One of the things that helps amidst the grieving process, I’ve discovered, is to be with others who grieve with you. And I knew Erika understood that when she played for me, one day on our road trip, a few favorite Patty Griffin songs. One of them is called “Better Way To Say Goodbye.” As we listened together, tears flooded my eyes. But they were tears of healing, because all three of us in the car at the time (Erika, Woody, and me) shared them, I knew. And before we left Blackrock (the actual town south of Dublin where Erika and Richie live), Erika gave me as part of my birthday gift a Patty Griffin mix she entitled: “Music Therapy via Patty Griffin.” On the CD she had written this verse: “The Lord is close to the broken hearted and saves those who are crushed in spirit.”

Now that I’m home (an 8-hour flight away from Erika), I play that CD a lot. Especially the song “Better Way To Say Goodbye.” Especially the lines that say “Today my heart is big and sore/Just trying to push right through my skin/Won’t see you anymore/I guess that’s finally sinking in.” And I read Erika’s note on the CD: “Mom, I hope this acts as a little balm for the days when your heart feels ‘big and sore.’ I love you—Eri.”

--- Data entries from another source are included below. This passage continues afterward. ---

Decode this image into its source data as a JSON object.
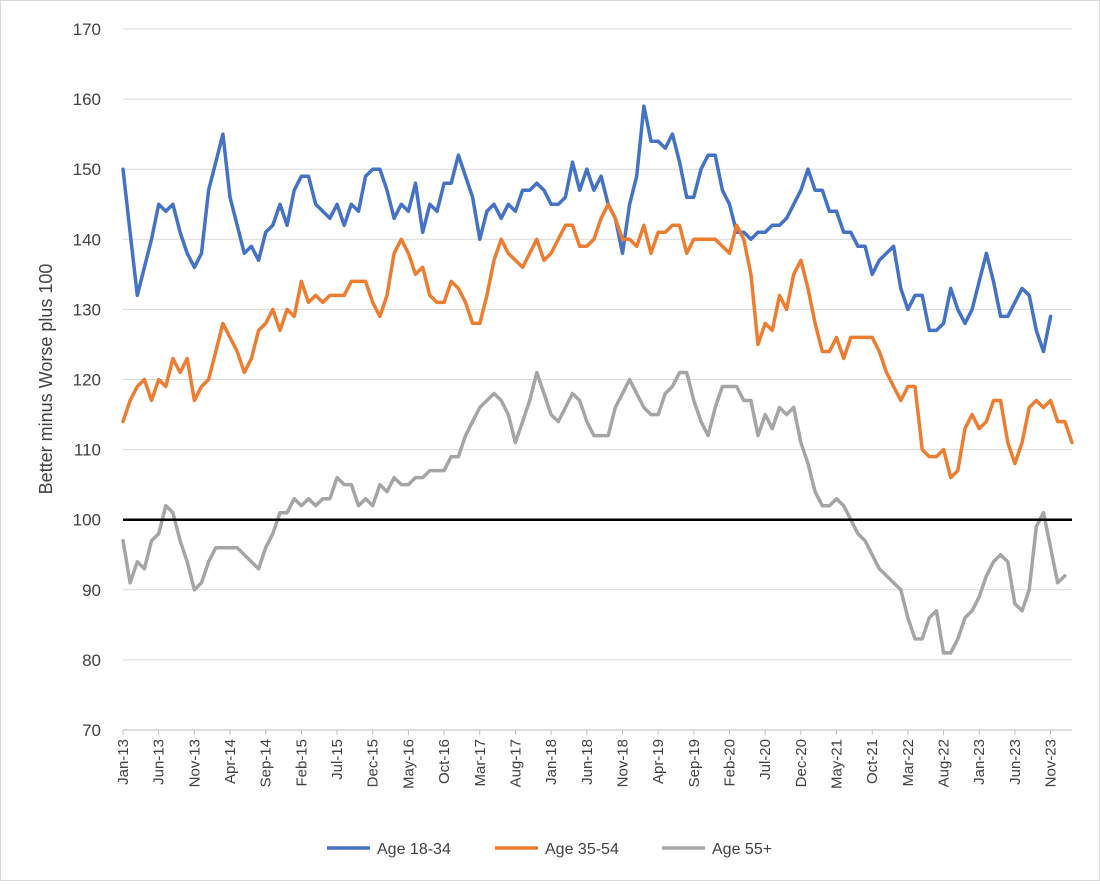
{
  "chart_data": {
    "type": "line",
    "title": "",
    "xlabel": "",
    "ylabel": "Better minus Worse plus 100",
    "ylim": [
      70,
      170
    ],
    "yticks": [
      70,
      80,
      90,
      100,
      110,
      120,
      130,
      140,
      150,
      160,
      170
    ],
    "x_tick_labels": [
      "Jan-13",
      "Jun-13",
      "Nov-13",
      "Apr-14",
      "Sep-14",
      "Feb-15",
      "Jul-15",
      "Dec-15",
      "May-16",
      "Oct-16",
      "Mar-17",
      "Aug-17",
      "Jan-18",
      "Jun-18",
      "Nov-18",
      "Apr-19",
      "Sep-19",
      "Feb-20",
      "Jul-20",
      "Dec-20",
      "May-21",
      "Oct-21",
      "Mar-22",
      "Aug-22",
      "Jan-23",
      "Jun-23",
      "Nov-23"
    ],
    "x_start": "Jan-13",
    "x_frequency": "monthly",
    "reference_line": {
      "y": 100,
      "color": "#000000"
    },
    "grid": true,
    "legend_position": "bottom",
    "series": [
      {
        "name": "Age 18-34",
        "color": "#4472c4",
        "values": [
          150,
          141,
          132,
          136,
          140,
          145,
          144,
          145,
          141,
          138,
          136,
          138,
          147,
          151,
          155,
          146,
          142,
          138,
          139,
          137,
          141,
          142,
          145,
          142,
          147,
          149,
          149,
          145,
          144,
          143,
          145,
          142,
          145,
          144,
          149,
          150,
          150,
          147,
          143,
          145,
          144,
          148,
          141,
          145,
          144,
          148,
          148,
          152,
          149,
          146,
          140,
          144,
          145,
          143,
          145,
          144,
          147,
          147,
          148,
          147,
          145,
          145,
          146,
          151,
          147,
          150,
          147,
          149,
          145,
          143,
          138,
          145,
          149,
          159,
          154,
          154,
          153,
          155,
          151,
          146,
          146,
          150,
          152,
          152,
          147,
          145,
          141,
          141,
          140,
          141,
          141,
          142,
          142,
          143,
          145,
          147,
          150,
          147,
          147,
          144,
          144,
          141,
          141,
          139,
          139,
          135,
          137,
          138,
          139,
          133,
          130,
          132,
          132,
          127,
          127,
          128,
          133,
          130,
          128,
          130,
          134,
          138,
          134,
          129,
          129,
          131,
          133,
          132,
          127,
          124,
          129
        ]
      },
      {
        "name": "Age 35-54",
        "color": "#ed7d31",
        "values": [
          114,
          117,
          119,
          120,
          117,
          120,
          119,
          123,
          121,
          123,
          117,
          119,
          120,
          124,
          128,
          126,
          124,
          121,
          123,
          127,
          128,
          130,
          127,
          130,
          129,
          134,
          131,
          132,
          131,
          132,
          132,
          132,
          134,
          134,
          134,
          131,
          129,
          132,
          138,
          140,
          138,
          135,
          136,
          132,
          131,
          131,
          134,
          133,
          131,
          128,
          128,
          132,
          137,
          140,
          138,
          137,
          136,
          138,
          140,
          137,
          138,
          140,
          142,
          142,
          139,
          139,
          140,
          143,
          145,
          143,
          140,
          140,
          139,
          142,
          138,
          141,
          141,
          142,
          142,
          138,
          140,
          140,
          140,
          140,
          139,
          138,
          142,
          140,
          135,
          125,
          128,
          127,
          132,
          130,
          135,
          137,
          133,
          128,
          124,
          124,
          126,
          123,
          126,
          126,
          126,
          126,
          124,
          121,
          119,
          117,
          119,
          119,
          110,
          109,
          109,
          110,
          106,
          107,
          113,
          115,
          113,
          114,
          117,
          117,
          111,
          108,
          111,
          116,
          117,
          116,
          117,
          114,
          114,
          111
        ]
      },
      {
        "name": "Age 55+",
        "color": "#a5a5a5",
        "values": [
          97,
          91,
          94,
          93,
          97,
          98,
          102,
          101,
          97,
          94,
          90,
          91,
          94,
          96,
          96,
          96,
          96,
          95,
          94,
          93,
          96,
          98,
          101,
          101,
          103,
          102,
          103,
          102,
          103,
          103,
          106,
          105,
          105,
          102,
          103,
          102,
          105,
          104,
          106,
          105,
          105,
          106,
          106,
          107,
          107,
          107,
          109,
          109,
          112,
          114,
          116,
          117,
          118,
          117,
          115,
          111,
          114,
          117,
          121,
          118,
          115,
          114,
          116,
          118,
          117,
          114,
          112,
          112,
          112,
          116,
          118,
          120,
          118,
          116,
          115,
          115,
          118,
          119,
          121,
          121,
          117,
          114,
          112,
          116,
          119,
          119,
          119,
          117,
          117,
          112,
          115,
          113,
          116,
          115,
          116,
          111,
          108,
          104,
          102,
          102,
          103,
          102,
          100,
          98,
          97,
          95,
          93,
          92,
          91,
          90,
          86,
          83,
          83,
          86,
          87,
          81,
          81,
          83,
          86,
          87,
          89,
          92,
          94,
          95,
          94,
          88,
          87,
          90,
          99,
          101,
          96,
          91,
          92
        ]
      }
    ]
  }
}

And as I listen, and as I re-read Erika’s words, I thank God for “music therapy.” And for mothers. For memories. For heaven. And for daughters. For direct flights between Chicago and Dublin. For low airfares in February. But especially for mothers and daughters. If you can hug your daughter—or your mother—sometime soon, do it! Hugging daughters-in-law and mothers-in-law works well, too. And if you don’t have any of these nearby, borrow one. I’ve had some pretty special “second moms” over the years. And I have a friend or two with far-away moms who consider me sort of their “Wisconsin mom.”

How blessed we are to have—and to be—mothers, and daughters.